与党「国民の力」は7日、梨泰院(イテウォン)惨事の国家哀悼期間(5日まで)が終わるやいなや、惨事の原因を政権退陣デモ対応のための警察力の分散によるものだと主張した。事態発生初期には対処の不備と責任者問責の可能性に言及し低姿勢だったことと比べれば、明らかに変わった態度だ。
チョン・ジンソク非常対策委員長はこの日、国会で開かれた非常対策会議で「梨泰院事故が発生した10月29日夕方、光化門(クァンファムン)で政権退陣要求大会が開かれた。この集会に『以心民心』という団体が最大81台のバスを動員して参加した」とし、「ソウル市内のすべての警察機動隊がこの秩序維持に投入され、その日の夜、梨泰院で惨事が起きた」と述べた。続けて「『以心民心』の代表は先の大統領選挙の際、イ・ジェミョン候補の選対委で市民疎通本部常任本部長を務めた人物だ。民主党は政権退陣運動の専門政党なのか。国民に謝罪せよ」と述べた。
しかし、チョン委員長の主張は事実と異なる。同日は政権退陣要求集会だけでなく、新自由連帯など保守側の対抗集会も同時に開かれた。しかも二つの集会が終わった時刻は午後8時10分頃で、梨泰院惨事が起きる約2時間前だった。チョン委員長は、梨泰院惨事が発生した時刻まで政権退陣要求集会だけが行われていたというように前後の事件をまぜこぜにし、敵味方分けをしたのだ。ソウル警察庁のキム・グァンホ庁長はこの日、記者懇談会の書面資料で「進歩・保守の集会の準備のために警察力を配置できなかったわけではない」と述べている。同党のチュ・ホヨン院内代表は同会議で「セウォル号惨事の場合、9回の真相調査を行い、船体の引き上げに1400億ウォン、委員会運営に800億ウォン以上の予算を使った」として真相調査団構成に否定的な態度を示した。
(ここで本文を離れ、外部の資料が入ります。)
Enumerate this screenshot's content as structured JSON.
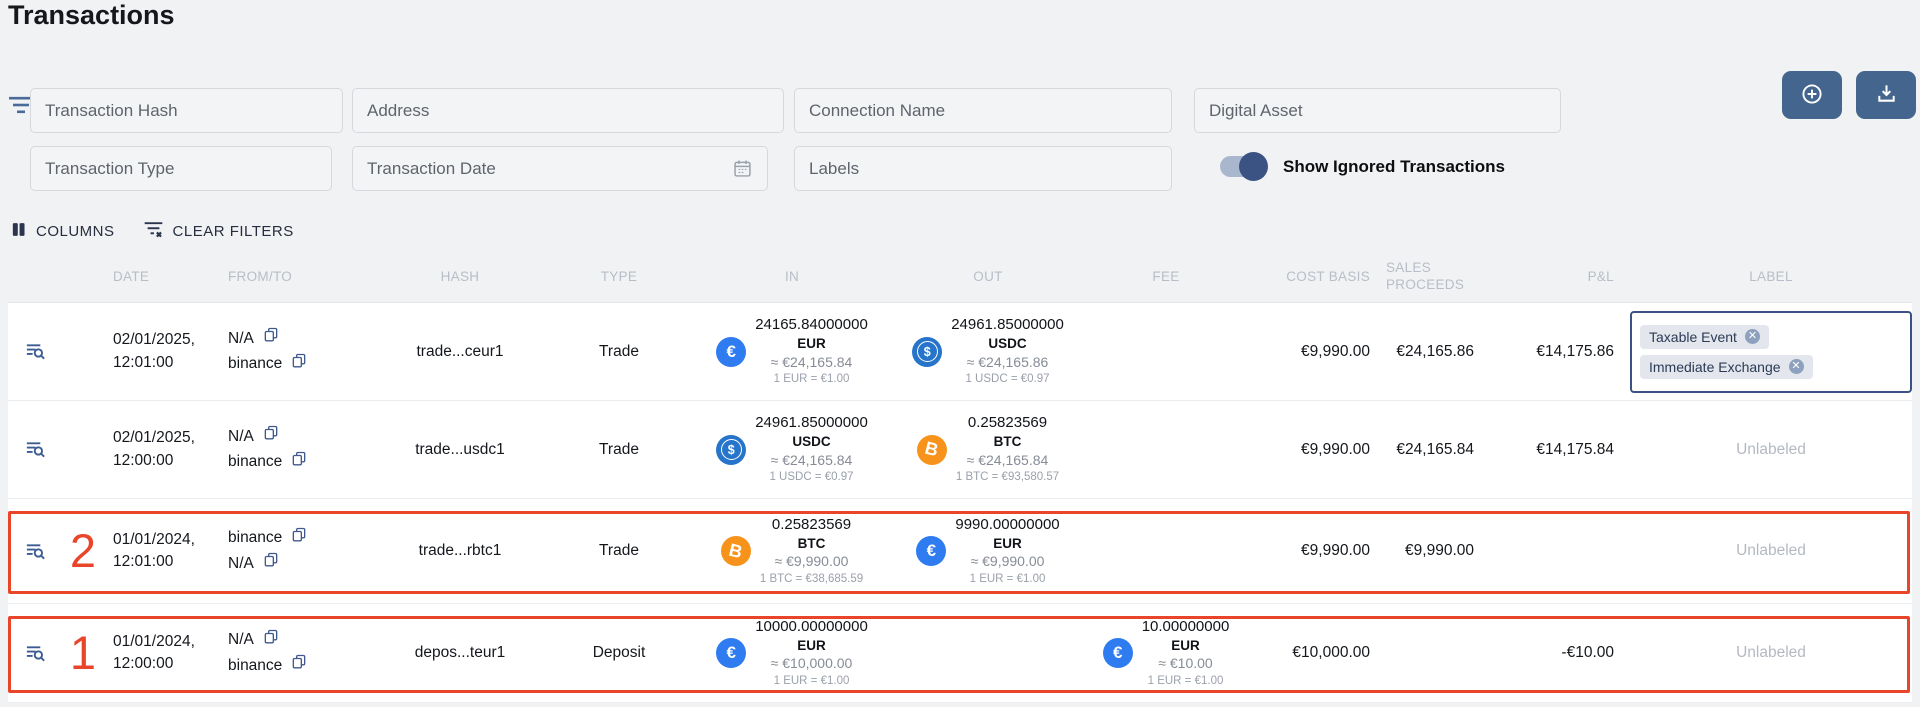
{
  "page": {
    "title": "Transactions"
  },
  "colors": {
    "accent_navy": "#3a5382",
    "highlight_red": "#e8452b",
    "button_blue": "#44658e",
    "eur_blue": "#2e7cf0",
    "usdc_blue": "#2775ca",
    "btc_orange": "#f7931a"
  },
  "filters": {
    "transaction_hash": "Transaction Hash",
    "address": "Address",
    "connection_name": "Connection Name",
    "digital_asset": "Digital Asset",
    "transaction_type": "Transaction Type",
    "transaction_date": "Transaction Date",
    "labels": "Labels",
    "show_ignored_label": "Show Ignored Transactions",
    "show_ignored_on": true
  },
  "toolbar": {
    "columns_label": "COLUMNS",
    "clear_filters_label": "CLEAR FILTERS"
  },
  "table": {
    "headers": [
      "DATE",
      "FROM/TO",
      "HASH",
      "TYPE",
      "IN",
      "OUT",
      "FEE",
      "COST BASIS",
      "SALES PROCEEDS",
      "P&L",
      "LABEL"
    ],
    "rows": [
      {
        "number": "",
        "date": "02/01/2025,",
        "time": "12:01:00",
        "from": "N/A",
        "to": "binance",
        "hash": "trade...ceur1",
        "type": "Trade",
        "in": {
          "amount": "24165.84000000",
          "code": "EUR",
          "approx": "≈ €24,165.84",
          "rate": "1 EUR = €1.00"
        },
        "out": {
          "amount": "24961.85000000",
          "code": "USDC",
          "approx": "≈ €24,165.86",
          "rate": "1 USDC = €0.97"
        },
        "cost_basis": "€9,990.00",
        "sales_proceeds": "€24,165.86",
        "pnl": "€14,175.86",
        "chips": [
          "Taxable Event",
          "Immediate Exchange"
        ],
        "label": ""
      },
      {
        "number": "",
        "date": "02/01/2025,",
        "time": "12:00:00",
        "from": "N/A",
        "to": "binance",
        "hash": "trade...usdc1",
        "type": "Trade",
        "in": {
          "amount": "24961.85000000",
          "code": "USDC",
          "approx": "≈ €24,165.84",
          "rate": "1 USDC = €0.97"
        },
        "out": {
          "amount": "0.25823569",
          "code": "BTC",
          "approx": "≈ €24,165.84",
          "rate": "1 BTC = €93,580.57"
        },
        "cost_basis": "€9,990.00",
        "sales_proceeds": "€24,165.84",
        "pnl": "€14,175.84",
        "label": "Unlabeled"
      },
      {
        "number": "2",
        "date": "01/01/2024,",
        "time": "12:01:00",
        "from": "binance",
        "to": "N/A",
        "hash": "trade...rbtc1",
        "type": "Trade",
        "in": {
          "amount": "0.25823569",
          "code": "BTC",
          "approx": "≈ €9,990.00",
          "rate": "1 BTC = €38,685.59"
        },
        "out": {
          "amount": "9990.00000000",
          "code": "EUR",
          "approx": "≈ €9,990.00",
          "rate": "1 EUR = €1.00"
        },
        "cost_basis": "€9,990.00",
        "sales_proceeds": "€9,990.00",
        "pnl": "",
        "label": "Unlabeled"
      },
      {
        "number": "1",
        "date": "01/01/2024,",
        "time": "12:00:00",
        "from": "N/A",
        "to": "binance",
        "hash": "depos...teur1",
        "type": "Deposit",
        "in": {
          "amount": "10000.00000000",
          "code": "EUR",
          "approx": "≈ €10,000.00",
          "rate": "1 EUR = €1.00"
        },
        "fee": {
          "amount": "10.00000000",
          "code": "EUR",
          "approx": "≈ €10.00",
          "rate": "1 EUR = €1.00"
        },
        "cost_basis": "€10,000.00",
        "sales_proceeds": "",
        "pnl": "-€10.00",
        "label": "Unlabeled"
      }
    ]
  }
}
さらに国民の力は、この日の放送が惨事の原因の一つだという主張を繰り返した。同党のICTメディア振興特委公正メディア小委員会は声明書で「文化放送(MBC)は惨事当日、(ハロウィーンイベントに対する)若者たちの好奇心を刺激するだけで、事故の可能性に対する警告は全くしなかった」と主張した。4日、国民の力のパク・ソンジュン科学技術情報放送通信委幹事は「安全報道なしにフェスティバルの広報放送に熱を上げた」と述べた。
国民の力は、野党「共に民主党」が単独で処理した検察庁法改正案のために真相究明捜査に問題が生じたと主張した。チャン・ドンヒョク院内報道担当は「警察のセルフ捜査(特別捜査本部による警察の内部捜査)は、民主党が単独で強行した『検察捜査権完全剥奪法』のせいだ」として謝罪を要求した。
またこの日、国民の力の梨泰院事故調査特別委員会の委員長を務めているイ・マンヒ議員は、国会の行政安全委懸案質疑の途中で「事案の真実をめぐり、あらゆる話が飛び交っている。偶発的発生という話もあれば、不純勢力が介入したという話もある」として、全国民主労働組合総連盟のホームページに上がった惨事犠牲者の追悼画像と、梨泰院惨事当日ハロウィーンのコスプレでカクシ(花嫁)の仮面をつけた市民が写った写真を同時に見せた。根拠もなく、梨泰院惨事で亡くなった民主労総の組合員たちが仮面をつけた人たちと同一人物であるかのように見えるようにしたのだ。仮面をつけた人たちは最近、オンライン上で、惨事当日に現場にアボカドオイルを撒いたという疑惑が持たれている。イ議員は「この仮面をつけた人たちが特定の政党関係者だという話が多く出ている」とし、「このような内容は確実に究明されなければならない」と強調した。
民主労総はこれに対し声明を出し「民主労総を攻撃し犠牲者を辱めたイ・マンヒ議員とユン・ヒグン警察庁長官の蛮行を看過せず、動員可能なあらゆる手段をもって応酬する」と反発した。
国民の力のこのような態度は、惨事発生初期に行政の不備と責任者問責に言及したことに比べると、明らかに変化している。2日、チョン・ジンソク非常対策委員長は「政府の第一責務は国民の命と安全を守ることだ。我々は責任をどこにも押し付けない」と述べた。同日、チュ・ホヨン院内代表も「追悼期間が終われば徹底した調査と相応の責任追及をする」と述べた。これに対し、慶尚道圏の重鎮議員は「国民全員が哀悼している状況で、政治的な攻撃はこれ以上してはならない」と語った。